ふむ、察するにPKだな、これは。3人は慣れているが、1人は初めてってところか。
俺は静かに隠しナイフ── 『隕』──を水平に抜いた。
「いえ、なんでもありません。行きましょう」
な〜よさんと共にトリポーラの方角へ向いた瞬間、バシュッ! と矢を放つ音を捉えた。
俺は振り向きざまに『隕』を薙ぐと、眼前の矢はポリゴンとなった。そして殺意に満ち溢れた男が3人出てくると、な〜よさんが尻もちをついて驚いた。
「えぇぇ!? 誰ぞ〜!?!?」
「PK集団です。さっきから近付いてきてました」
「どど、どうしよう?」
「任せてください。さっきの話を思い出して」
俺の本業、それは究極の対人戦。
あの人に憧れて始めた対人戦は、見た目の野蛮さから程遠い、深謀遠慮の心理戦。腕の力だけでは勝てない奥深さに、俺はハマった。
あぁ、きっとあの人もこんな気持ちだったんだろう。
積み上げた経験の山から見下ろす景色は、実に美しい。
「右腕を狙え。刀を奪う」
「おう!!!!」
初期装備であろう剣を構えた男が突っ込んでくる。
な〜よさんには一切手を触れさせないため、俺は1歩引いてから男の顎を蹴り上げ、近くの木に激突させた。

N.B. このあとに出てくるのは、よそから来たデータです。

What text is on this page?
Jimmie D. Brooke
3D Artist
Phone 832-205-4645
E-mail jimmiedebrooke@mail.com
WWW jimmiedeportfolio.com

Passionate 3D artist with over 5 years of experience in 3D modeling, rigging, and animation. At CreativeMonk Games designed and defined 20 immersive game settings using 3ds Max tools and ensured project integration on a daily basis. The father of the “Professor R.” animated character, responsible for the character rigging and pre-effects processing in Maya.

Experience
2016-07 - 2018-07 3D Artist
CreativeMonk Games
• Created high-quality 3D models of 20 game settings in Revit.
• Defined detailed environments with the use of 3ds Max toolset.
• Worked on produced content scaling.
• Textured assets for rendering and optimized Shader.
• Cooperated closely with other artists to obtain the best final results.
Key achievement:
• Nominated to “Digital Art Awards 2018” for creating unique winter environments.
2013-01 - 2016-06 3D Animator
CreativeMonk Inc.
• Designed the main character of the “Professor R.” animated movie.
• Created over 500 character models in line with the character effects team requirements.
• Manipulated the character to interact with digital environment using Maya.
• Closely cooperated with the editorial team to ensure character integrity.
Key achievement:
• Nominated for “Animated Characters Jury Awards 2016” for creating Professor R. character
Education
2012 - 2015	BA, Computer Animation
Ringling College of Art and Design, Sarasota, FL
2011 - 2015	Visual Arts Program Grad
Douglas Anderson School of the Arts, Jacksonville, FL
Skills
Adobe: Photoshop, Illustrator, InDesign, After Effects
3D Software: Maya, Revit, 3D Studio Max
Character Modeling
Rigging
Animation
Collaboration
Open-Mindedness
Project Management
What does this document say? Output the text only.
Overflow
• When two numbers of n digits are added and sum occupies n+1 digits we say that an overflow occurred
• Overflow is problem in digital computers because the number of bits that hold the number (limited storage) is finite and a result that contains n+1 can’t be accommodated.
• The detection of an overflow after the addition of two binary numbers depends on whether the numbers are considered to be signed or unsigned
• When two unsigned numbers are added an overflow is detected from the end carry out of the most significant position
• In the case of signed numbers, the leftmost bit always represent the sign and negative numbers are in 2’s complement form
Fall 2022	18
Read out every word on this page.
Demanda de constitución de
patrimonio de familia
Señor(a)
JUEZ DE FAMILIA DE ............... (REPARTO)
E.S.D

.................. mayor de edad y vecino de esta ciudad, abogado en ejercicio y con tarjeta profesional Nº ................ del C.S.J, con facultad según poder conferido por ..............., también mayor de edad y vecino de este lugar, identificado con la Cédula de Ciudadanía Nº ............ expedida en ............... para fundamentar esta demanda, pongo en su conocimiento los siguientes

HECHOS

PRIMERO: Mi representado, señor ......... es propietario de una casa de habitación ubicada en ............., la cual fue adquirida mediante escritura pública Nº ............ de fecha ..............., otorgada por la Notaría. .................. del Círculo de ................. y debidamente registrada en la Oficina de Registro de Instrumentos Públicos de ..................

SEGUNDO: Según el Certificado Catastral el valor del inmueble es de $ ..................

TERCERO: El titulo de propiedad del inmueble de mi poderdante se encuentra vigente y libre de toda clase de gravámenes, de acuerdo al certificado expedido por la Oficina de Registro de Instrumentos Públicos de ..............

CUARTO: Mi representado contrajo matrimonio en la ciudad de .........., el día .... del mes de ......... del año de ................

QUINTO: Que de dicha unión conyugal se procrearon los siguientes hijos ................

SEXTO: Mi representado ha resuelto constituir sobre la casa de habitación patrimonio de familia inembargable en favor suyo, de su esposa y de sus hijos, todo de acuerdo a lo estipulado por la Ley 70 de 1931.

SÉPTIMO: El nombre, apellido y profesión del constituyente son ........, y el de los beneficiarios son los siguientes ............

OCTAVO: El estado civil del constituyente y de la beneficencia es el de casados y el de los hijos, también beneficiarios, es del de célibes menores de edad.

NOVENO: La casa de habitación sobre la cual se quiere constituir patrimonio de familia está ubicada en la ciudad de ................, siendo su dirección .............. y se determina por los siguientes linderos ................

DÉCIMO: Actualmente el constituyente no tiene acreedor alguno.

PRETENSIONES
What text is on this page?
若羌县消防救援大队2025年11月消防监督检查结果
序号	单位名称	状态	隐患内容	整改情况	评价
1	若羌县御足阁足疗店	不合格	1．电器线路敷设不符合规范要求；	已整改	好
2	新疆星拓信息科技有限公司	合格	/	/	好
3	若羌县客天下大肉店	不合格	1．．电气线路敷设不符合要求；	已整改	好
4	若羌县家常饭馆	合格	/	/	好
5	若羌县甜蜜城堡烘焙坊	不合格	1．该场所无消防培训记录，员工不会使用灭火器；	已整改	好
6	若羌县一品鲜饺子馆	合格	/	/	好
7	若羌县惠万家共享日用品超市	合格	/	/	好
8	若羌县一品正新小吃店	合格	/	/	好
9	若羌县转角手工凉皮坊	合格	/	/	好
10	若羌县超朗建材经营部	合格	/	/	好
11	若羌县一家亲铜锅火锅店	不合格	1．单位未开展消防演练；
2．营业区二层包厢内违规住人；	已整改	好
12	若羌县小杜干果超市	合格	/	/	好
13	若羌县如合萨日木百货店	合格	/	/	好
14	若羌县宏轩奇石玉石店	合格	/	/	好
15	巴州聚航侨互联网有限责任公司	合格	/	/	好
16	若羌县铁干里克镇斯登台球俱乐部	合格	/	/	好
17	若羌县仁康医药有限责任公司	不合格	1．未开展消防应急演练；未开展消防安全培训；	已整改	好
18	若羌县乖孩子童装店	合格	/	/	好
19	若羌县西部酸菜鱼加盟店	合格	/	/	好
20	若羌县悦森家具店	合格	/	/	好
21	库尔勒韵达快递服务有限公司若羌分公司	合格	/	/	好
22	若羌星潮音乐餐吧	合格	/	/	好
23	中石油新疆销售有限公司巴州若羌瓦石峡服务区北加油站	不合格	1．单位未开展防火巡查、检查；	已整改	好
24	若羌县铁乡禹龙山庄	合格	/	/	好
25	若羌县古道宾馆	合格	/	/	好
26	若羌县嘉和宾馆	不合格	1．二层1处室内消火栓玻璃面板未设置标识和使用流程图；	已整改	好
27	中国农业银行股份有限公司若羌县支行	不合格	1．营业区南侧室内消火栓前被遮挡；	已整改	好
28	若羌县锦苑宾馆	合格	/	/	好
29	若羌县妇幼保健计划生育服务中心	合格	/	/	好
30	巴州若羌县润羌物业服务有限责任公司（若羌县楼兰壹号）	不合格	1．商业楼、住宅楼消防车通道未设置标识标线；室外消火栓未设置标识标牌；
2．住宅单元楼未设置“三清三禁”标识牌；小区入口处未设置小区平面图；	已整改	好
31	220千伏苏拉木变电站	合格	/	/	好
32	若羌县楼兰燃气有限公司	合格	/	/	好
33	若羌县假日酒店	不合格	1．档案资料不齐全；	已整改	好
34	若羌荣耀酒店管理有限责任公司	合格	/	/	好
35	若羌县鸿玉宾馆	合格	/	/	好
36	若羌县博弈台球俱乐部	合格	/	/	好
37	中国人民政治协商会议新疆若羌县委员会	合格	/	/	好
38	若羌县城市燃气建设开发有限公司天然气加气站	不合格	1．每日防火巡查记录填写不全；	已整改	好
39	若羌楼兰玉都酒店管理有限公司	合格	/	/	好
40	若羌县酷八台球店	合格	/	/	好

続くリーダー格の男に急接近すると、後方から矢が飛翔した。
「おっ、武器サンキュ」
「ぐぁぁぁぁぁぁっ!!!!!!!」
援護射撃のつもりだったのだろうが、バレバレの射線は味方を殺す。ほぼノールックで矢を掴んだ俺は、男の目に刺し、『隕』で首を一閃した。
残った2人はまだやれると踏んだのか、息を合わせて突撃を仕掛けた。
「最初から4人でそうしなよ。四天王方式はただのエサって、普通気付かない?」
ダガーを構えた男とレイピアを持った女。
四方から攻撃すれば勝率が高いものを、ここに来て使ったところで意味が無い。
それと、ステータスが低いのか知らんが、動きが甘い。
リーチの関係的にレイピアの剣先を右手のひらで受け止めると、そのまま右腕を男の方へ振り回す。
「あぁっ!?」
「一丁あがりィ! お前ら、PKする相手は見定めろよ? このゲームは基本モンスターとの戦いだが、俺みたいな対人戦特化のヤツも居る。視野を広く、ね?」
動けなくなった2人の首を薙ぎ、平和が訪れた。
足元に落ちているレイピアとネックレス、緑色のポーションと『急所の兆眼』を広い、な〜よさんに振り返る。
尻もちをついた拍子に外れたフードから覗く少女の顔は、非常に整っていた。
サラサラ靡く白金の髪と、宝石の様な深紅の瞳に潤んだ唇。そして柔らかそうな頬とスラリと伸びた耳は、非常に目を引く存在が──
......は? 耳?
「え、エルフ?」
「はぇ? あ、あっあっ、ち、違って、これ......その」
キャラメイクの時に種族という項目は無かった。
それ故に、一瞬だけNPC説を疑ったが、フレンドにもなったので破綻した。
つまり、この人は他人が知らない方法でエルフの姿になった。
「言わなくていい。秘密があるのは俺も同じだ」
すぐに彼女のフードを被せてあげると、な〜よさんは顔を真っ赤にしてしゃがみこんでしまった。
彼女も俺と同じように、世界依頼か、それに準ずるクエストを受けたのだろう。だったら、おいそれと他人に言えない問題だ。
コスプレ説も拭い切れないが、まぁ保留だな。